Misikella Temporal range: Norian–Hettangian PreꞒ Ꞓ O S D C P T J K Pg N

Scientific classification
- Kingdom: Animalia
- Phylum: Chordata
- Infraphylum: Agnatha
- Class: †Conodonta
- Order: †Ozarkodinida
- Family: †Gondolellidae
- Genus: †Misikella Kozur and Mock 1974
- Species: †Misikella buseri?; †Misikella hernsteini; †Misikella koessenensis; †Misikella kolarae; †Misikella kovacsi; †Misikella lanceolata; †Misikella longidentata (type)?; †Misikella posthernsteini (type); †Misikella rhaetica; †Misikella ultima;

= Misikella =

Extinct genus of jawless fishes

Misikella is an extinct genus of conodonts.

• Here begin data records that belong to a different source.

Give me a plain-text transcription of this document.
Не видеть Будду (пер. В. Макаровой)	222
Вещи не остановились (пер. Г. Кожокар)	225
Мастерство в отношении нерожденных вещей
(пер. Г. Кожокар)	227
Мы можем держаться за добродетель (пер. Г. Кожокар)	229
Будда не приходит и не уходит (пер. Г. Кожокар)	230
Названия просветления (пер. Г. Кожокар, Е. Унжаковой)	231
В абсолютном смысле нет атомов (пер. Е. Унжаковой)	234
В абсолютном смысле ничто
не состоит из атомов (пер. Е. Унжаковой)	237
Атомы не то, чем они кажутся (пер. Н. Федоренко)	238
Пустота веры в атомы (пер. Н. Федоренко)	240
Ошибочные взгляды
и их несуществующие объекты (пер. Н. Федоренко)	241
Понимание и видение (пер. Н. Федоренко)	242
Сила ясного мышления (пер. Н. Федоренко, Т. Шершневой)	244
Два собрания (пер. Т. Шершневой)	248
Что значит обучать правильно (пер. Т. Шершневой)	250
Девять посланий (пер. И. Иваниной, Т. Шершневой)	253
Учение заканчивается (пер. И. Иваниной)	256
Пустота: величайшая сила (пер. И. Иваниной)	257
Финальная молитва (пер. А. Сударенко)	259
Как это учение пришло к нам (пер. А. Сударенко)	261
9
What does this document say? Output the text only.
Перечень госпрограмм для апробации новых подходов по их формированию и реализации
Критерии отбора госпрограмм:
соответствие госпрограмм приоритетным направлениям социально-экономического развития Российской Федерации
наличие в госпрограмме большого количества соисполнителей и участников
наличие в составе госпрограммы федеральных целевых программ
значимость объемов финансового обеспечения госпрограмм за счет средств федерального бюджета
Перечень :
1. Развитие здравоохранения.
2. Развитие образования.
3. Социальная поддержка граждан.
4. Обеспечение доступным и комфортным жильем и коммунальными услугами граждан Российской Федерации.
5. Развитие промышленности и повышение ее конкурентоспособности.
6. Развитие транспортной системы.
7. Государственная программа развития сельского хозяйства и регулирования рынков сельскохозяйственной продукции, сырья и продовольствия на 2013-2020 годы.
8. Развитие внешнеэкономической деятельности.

Two species were named as type species for the genus in separate publications by the same authors in the same year (1974). The first paper named Misikella longidentata, while the second named Misikella posthernsteini. Most species assigned to Misikella have a Norian-Rhaetian distribution and a bimembrate conodont apparatus, including M. posthernsteini. On the other hand, M. longidentata has a Carnian-Norian distribution and a tetramembrate apparatus. Fåhræus & Ryley (1989) retained the name Misikella for only M. longidentata, placing the rest of the species into the new genus Axiothea. However, other conodont specialists utilize the name Misikella primarily in the context of M. posthernsteini and other bimembrate species, rather than M. longidentata. Uniquely, M. posthernsteini is known from the Hettangian of Japan, suggesting that conodonts underwent extinction debt and then were outcompeted by other organisms.

==Use in stratigraphy==
The top of the Norian (the base of the Rhaetian, stages of the Upper Triassic) is close to the first appearance of several species of Misikella, as well as Epigondolella mosheri. In 2010, the Norian-Rhaetian boundary was defined by the first appearance of Misikella posthernsteini.

The most often-discussed Rhaetian GSSP Candidate sections are in Steinbergkogel in Austria, or Pignola-Abriola in Italy.